While I’ve experimented with horns, single drivers, subwoofer augmentation …  I’ve always returned to full range dynamic multi-driver designs. About to do so with planars but on a scale I’ve not done before, and heading toward end game system in retirement.
So I just wonder what your experiences have been once the initial thrill is gone? (Especially if you moved from boxes to planars)

inscrutable

Appears that hanging around for 65 years still hasn’t dissuaded me from hunting unicorns.

Other than possibly age I don’t think that makes you any different from 95% of the people here.


Spoiled by rooms I had in past houses with no real constraints. And curse of being a (recovering) engineer over-analyzing everything.

As an engineer, maybe a more empirical approach will help with the overthinking part. Rather than focusing on which speakers sound best with which music, which sounds maddening to me, maybe focus on one or maybe two top speaker properties you really couldn’t live without and let that be your guide. For instance, I was seriously considering Maggies myself years ago for all the amazing things they do right, but what they couldn’t do as well was bring a heft, weight, oomph, etc. to the sound that dynamic cone speakers do quite well. By comparison the Maggies sounded a little more diffuse with less dynamic thrust into the room, and that’s when I realized I couldn’t live without having that more direct, dynamic impact and never regretted my decision. That’s just my experience however you might be able to translate it to your tastes/situation to maybe help quell your analytical brain a little and hopefully make this just a wee bit easier.

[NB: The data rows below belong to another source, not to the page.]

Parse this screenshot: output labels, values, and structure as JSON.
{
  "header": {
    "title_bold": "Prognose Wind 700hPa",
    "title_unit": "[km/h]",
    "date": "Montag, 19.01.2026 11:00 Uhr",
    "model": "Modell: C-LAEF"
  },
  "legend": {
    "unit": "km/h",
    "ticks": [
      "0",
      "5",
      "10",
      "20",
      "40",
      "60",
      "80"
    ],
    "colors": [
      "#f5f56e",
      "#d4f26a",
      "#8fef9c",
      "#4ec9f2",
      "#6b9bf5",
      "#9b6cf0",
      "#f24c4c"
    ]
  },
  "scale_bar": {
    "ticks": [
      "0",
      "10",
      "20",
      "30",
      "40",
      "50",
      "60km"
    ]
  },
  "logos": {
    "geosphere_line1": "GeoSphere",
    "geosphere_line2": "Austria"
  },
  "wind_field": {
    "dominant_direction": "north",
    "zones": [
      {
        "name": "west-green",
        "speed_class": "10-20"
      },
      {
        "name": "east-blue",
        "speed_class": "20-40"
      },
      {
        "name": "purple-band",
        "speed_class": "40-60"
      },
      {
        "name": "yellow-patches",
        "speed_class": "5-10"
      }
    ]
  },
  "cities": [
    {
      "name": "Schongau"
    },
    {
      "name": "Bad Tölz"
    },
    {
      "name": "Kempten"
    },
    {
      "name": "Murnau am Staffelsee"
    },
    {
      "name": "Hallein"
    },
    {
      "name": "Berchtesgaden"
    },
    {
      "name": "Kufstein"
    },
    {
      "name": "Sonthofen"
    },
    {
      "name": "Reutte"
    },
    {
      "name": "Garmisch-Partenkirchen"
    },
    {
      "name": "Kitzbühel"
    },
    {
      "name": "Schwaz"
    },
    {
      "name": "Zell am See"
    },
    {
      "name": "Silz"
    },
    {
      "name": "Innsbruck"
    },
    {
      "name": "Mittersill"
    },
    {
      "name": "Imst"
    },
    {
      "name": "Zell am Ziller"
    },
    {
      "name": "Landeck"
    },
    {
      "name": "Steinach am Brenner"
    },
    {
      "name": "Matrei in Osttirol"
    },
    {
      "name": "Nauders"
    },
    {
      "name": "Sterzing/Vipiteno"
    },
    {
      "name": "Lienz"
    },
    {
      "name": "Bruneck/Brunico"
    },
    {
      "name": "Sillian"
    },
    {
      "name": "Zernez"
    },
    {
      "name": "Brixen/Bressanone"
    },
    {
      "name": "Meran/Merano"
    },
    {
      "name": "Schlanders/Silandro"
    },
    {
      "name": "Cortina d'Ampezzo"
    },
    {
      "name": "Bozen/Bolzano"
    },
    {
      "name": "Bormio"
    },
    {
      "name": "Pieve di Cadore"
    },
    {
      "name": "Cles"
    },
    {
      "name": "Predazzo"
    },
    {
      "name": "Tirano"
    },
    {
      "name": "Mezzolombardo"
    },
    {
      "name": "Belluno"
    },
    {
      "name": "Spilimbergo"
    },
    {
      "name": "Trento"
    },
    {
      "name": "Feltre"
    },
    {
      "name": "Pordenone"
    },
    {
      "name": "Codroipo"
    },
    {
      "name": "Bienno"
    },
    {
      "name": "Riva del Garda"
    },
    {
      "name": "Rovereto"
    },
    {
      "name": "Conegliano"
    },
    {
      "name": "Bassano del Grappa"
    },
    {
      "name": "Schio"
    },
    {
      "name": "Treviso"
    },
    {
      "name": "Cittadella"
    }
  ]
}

FWIW…

 

 

 

I've had my current speakers for almost 4 years now and I still love them as much as when they were new. Large two way monitors are perfect for my small listening space.

 

 

Ooo, the retirement end game selection. 

Bought my end game speakers over four years ago, with no desire to change them. Very very satisfied with them.

probably you are in close price range...if you had a PBN montana ref or Aries Cerat Symphonia + the right room...the search would be over...yes it's expensive but what can you do.